[英]Order of Evaluation for Fold Expressions
Fold expressions seem to be a nice way to apply a function to each element of a tuple. 折叠表达式似乎是将函数应用于元组的每个元素的好方法。 However, if the applied function has side effects, the order of function invocations might be an important concern.

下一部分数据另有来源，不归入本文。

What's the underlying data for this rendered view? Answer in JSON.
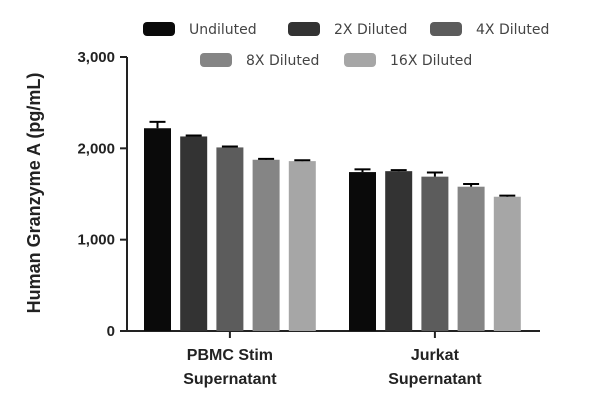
{
  "chart_data": {
    "type": "bar",
    "ylabel": "Human Granzyme A (pg/mL)",
    "ylim": [
      0,
      3000
    ],
    "yticks": [
      0,
      1000,
      2000,
      3000
    ],
    "ytick_labels": [
      "0",
      "1,000",
      "2,000",
      "3,000"
    ],
    "categories": [
      {
        "line1": "PBMC Stim",
        "line2": "Supernatant"
      },
      {
        "line1": "Jurkat",
        "line2": "Supernatant"
      }
    ],
    "series": [
      {
        "name": "Undiluted",
        "color": "#0a0a0a",
        "values": [
          2220,
          1740
        ],
        "errors": [
          70,
          30
        ]
      },
      {
        "name": "2X Diluted",
        "color": "#333333",
        "values": [
          2130,
          1750
        ],
        "errors": [
          10,
          12
        ]
      },
      {
        "name": "4X Diluted",
        "color": "#5c5c5c",
        "values": [
          2010,
          1690
        ],
        "errors": [
          10,
          45
        ]
      },
      {
        "name": "8X Diluted",
        "color": "#858585",
        "values": [
          1875,
          1580
        ],
        "errors": [
          10,
          30
        ]
      },
      {
        "name": "16X Diluted",
        "color": "#a6a6a6",
        "values": [
          1860,
          1470
        ],
        "errors": [
          10,
          12
        ]
      }
    ],
    "legend_position": "top-right",
    "grid": false
  }
}
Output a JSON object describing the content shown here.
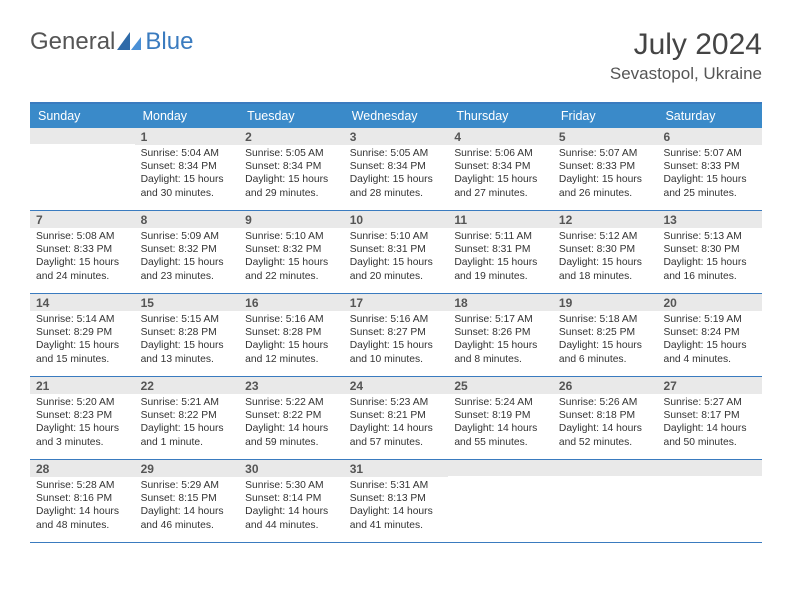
{
  "logo": {
    "text1": "General",
    "text2": "Blue"
  },
  "title": "July 2024",
  "location": "Sevastopol, Ukraine",
  "colors": {
    "header_bg": "#3a8ac9",
    "border": "#3a7bbf",
    "daynum_bg": "#e9e9e9",
    "text": "#333333",
    "daynum_text": "#555555"
  },
  "day_headers": [
    "Sunday",
    "Monday",
    "Tuesday",
    "Wednesday",
    "Thursday",
    "Friday",
    "Saturday"
  ],
  "weeks": [
    [
      {
        "n": "",
        "sr": "",
        "ss": "",
        "dl": ""
      },
      {
        "n": "1",
        "sr": "Sunrise: 5:04 AM",
        "ss": "Sunset: 8:34 PM",
        "dl": "Daylight: 15 hours and 30 minutes."
      },
      {
        "n": "2",
        "sr": "Sunrise: 5:05 AM",
        "ss": "Sunset: 8:34 PM",
        "dl": "Daylight: 15 hours and 29 minutes."
      },
      {
        "n": "3",
        "sr": "Sunrise: 5:05 AM",
        "ss": "Sunset: 8:34 PM",
        "dl": "Daylight: 15 hours and 28 minutes."
      },
      {
        "n": "4",
        "sr": "Sunrise: 5:06 AM",
        "ss": "Sunset: 8:34 PM",
        "dl": "Daylight: 15 hours and 27 minutes."
      },
      {
        "n": "5",
        "sr": "Sunrise: 5:07 AM",
        "ss": "Sunset: 8:33 PM",
        "dl": "Daylight: 15 hours and 26 minutes."
      },
      {
        "n": "6",
        "sr": "Sunrise: 5:07 AM",
        "ss": "Sunset: 8:33 PM",
        "dl": "Daylight: 15 hours and 25 minutes."
      }
    ],
    [
      {
        "n": "7",
        "sr": "Sunrise: 5:08 AM",
        "ss": "Sunset: 8:33 PM",
        "dl": "Daylight: 15 hours and 24 minutes."
      },
      {
        "n": "8",
        "sr": "Sunrise: 5:09 AM",
        "ss": "Sunset: 8:32 PM",
        "dl": "Daylight: 15 hours and 23 minutes."
      },
      {
        "n": "9",
        "sr": "Sunrise: 5:10 AM",
        "ss": "Sunset: 8:32 PM",
        "dl": "Daylight: 15 hours and 22 minutes."
      },
      {
        "n": "10",
        "sr": "Sunrise: 5:10 AM",
        "ss": "Sunset: 8:31 PM",
        "dl": "Daylight: 15 hours and 20 minutes."
      },
      {
        "n": "11",
        "sr": "Sunrise: 5:11 AM",
        "ss": "Sunset: 8:31 PM",
        "dl": "Daylight: 15 hours and 19 minutes."
      },
      {
        "n": "12",
        "sr": "Sunrise: 5:12 AM",
        "ss": "Sunset: 8:30 PM",
        "dl": "Daylight: 15 hours and 18 minutes."
      },
      {
        "n": "13",
        "sr": "Sunrise: 5:13 AM",
        "ss": "Sunset: 8:30 PM",
        "dl": "Daylight: 15 hours and 16 minutes."
      }
    ],
    [
      {
        "n": "14",
        "sr": "Sunrise: 5:14 AM",
        "ss": "Sunset: 8:29 PM",
        "dl": "Daylight: 15 hours and 15 minutes."
      },
      {
        "n": "15",
        "sr": "Sunrise: 5:15 AM",
        "ss": "Sunset: 8:28 PM",
        "dl": "Daylight: 15 hours and 13 minutes."
      },
      {
        "n": "16",
        "sr": "Sunrise: 5:16 AM",
        "ss": "Sunset: 8:28 PM",
        "dl": "Daylight: 15 hours and 12 minutes."
      },
      {
        "n": "17",
        "sr": "Sunrise: 5:16 AM",
        "ss": "Sunset: 8:27 PM",
        "dl": "Daylight: 15 hours and 10 minutes."
      },
      {
        "n": "18",
        "sr": "Sunrise: 5:17 AM",
        "ss": "Sunset: 8:26 PM",
        "dl": "Daylight: 15 hours and 8 minutes."
      },
      {
        "n": "19",
        "sr": "Sunrise: 5:18 AM",
        "ss": "Sunset: 8:25 PM",
        "dl": "Daylight: 15 hours and 6 minutes."
      },
      {
        "n": "20",
        "sr": "Sunrise: 5:19 AM",
        "ss": "Sunset: 8:24 PM",
        "dl": "Daylight: 15 hours and 4 minutes."
      }
    ],
    [
      {
        "n": "21",
        "sr": "Sunrise: 5:20 AM",
        "ss": "Sunset: 8:23 PM",
        "dl": "Daylight: 15 hours and 3 minutes."
      },
      {
        "n": "22",
        "sr": "Sunrise: 5:21 AM",
        "ss": "Sunset: 8:22 PM",
        "dl": "Daylight: 15 hours and 1 minute."
      },
      {
        "n": "23",
        "sr": "Sunrise: 5:22 AM",
        "ss": "Sunset: 8:22 PM",
        "dl": "Daylight: 14 hours and 59 minutes."
      },
      {
        "n": "24",
        "sr": "Sunrise: 5:23 AM",
        "ss": "Sunset: 8:21 PM",
        "dl": "Daylight: 14 hours and 57 minutes."
      },
      {
        "n": "25",
        "sr": "Sunrise: 5:24 AM",
        "ss": "Sunset: 8:19 PM",
        "dl": "Daylight: 14 hours and 55 minutes."
      },
      {
        "n": "26",
        "sr": "Sunrise: 5:26 AM",
        "ss": "Sunset: 8:18 PM",
        "dl": "Daylight: 14 hours and 52 minutes."
      },
      {
        "n": "27",
        "sr": "Sunrise: 5:27 AM",
        "ss": "Sunset: 8:17 PM",
        "dl": "Daylight: 14 hours and 50 minutes."
      }
    ],
    [
      {
        "n": "28",
        "sr": "Sunrise: 5:28 AM",
        "ss": "Sunset: 8:16 PM",
        "dl": "Daylight: 14 hours and 48 minutes."
      },
      {
        "n": "29",
        "sr": "Sunrise: 5:29 AM",
        "ss": "Sunset: 8:15 PM",
        "dl": "Daylight: 14 hours and 46 minutes."
      },
      {
        "n": "30",
        "sr": "Sunrise: 5:30 AM",
        "ss": "Sunset: 8:14 PM",
        "dl": "Daylight: 14 hours and 44 minutes."
      },
      {
        "n": "31",
        "sr": "Sunrise: 5:31 AM",
        "ss": "Sunset: 8:13 PM",
        "dl": "Daylight: 14 hours and 41 minutes."
      },
      {
        "n": "",
        "sr": "",
        "ss": "",
        "dl": ""
      },
      {
        "n": "",
        "sr": "",
        "ss": "",
        "dl": ""
      },
      {
        "n": "",
        "sr": "",
        "ss": "",
        "dl": ""
      }
    ]
  ]
}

但是,如果应用的函数具有副作用,则函数调用的顺序可能是一个重要的问题。
Consider: 考虑:
#include <iostream>
template<typename... Ts>
void printStuff(Ts... args)
{
( ([](auto&& v) { std::cout << v << " "; })(args), ... );
std::cout << '\n';
}
int main()
{
printStuff("hello", 42, 1.5f);
// expected output: hello 42 1.5
}
This seems to work . 这似乎有效 。
But is the order of evaluation for the lambdas guaranteed here or could I end up with the values being flipped around in the output? 但是这里保证lambda的评估顺序还是最终可能会在输出中翻转这些值? Does the answer change if I used a different operator for chaining the commands together?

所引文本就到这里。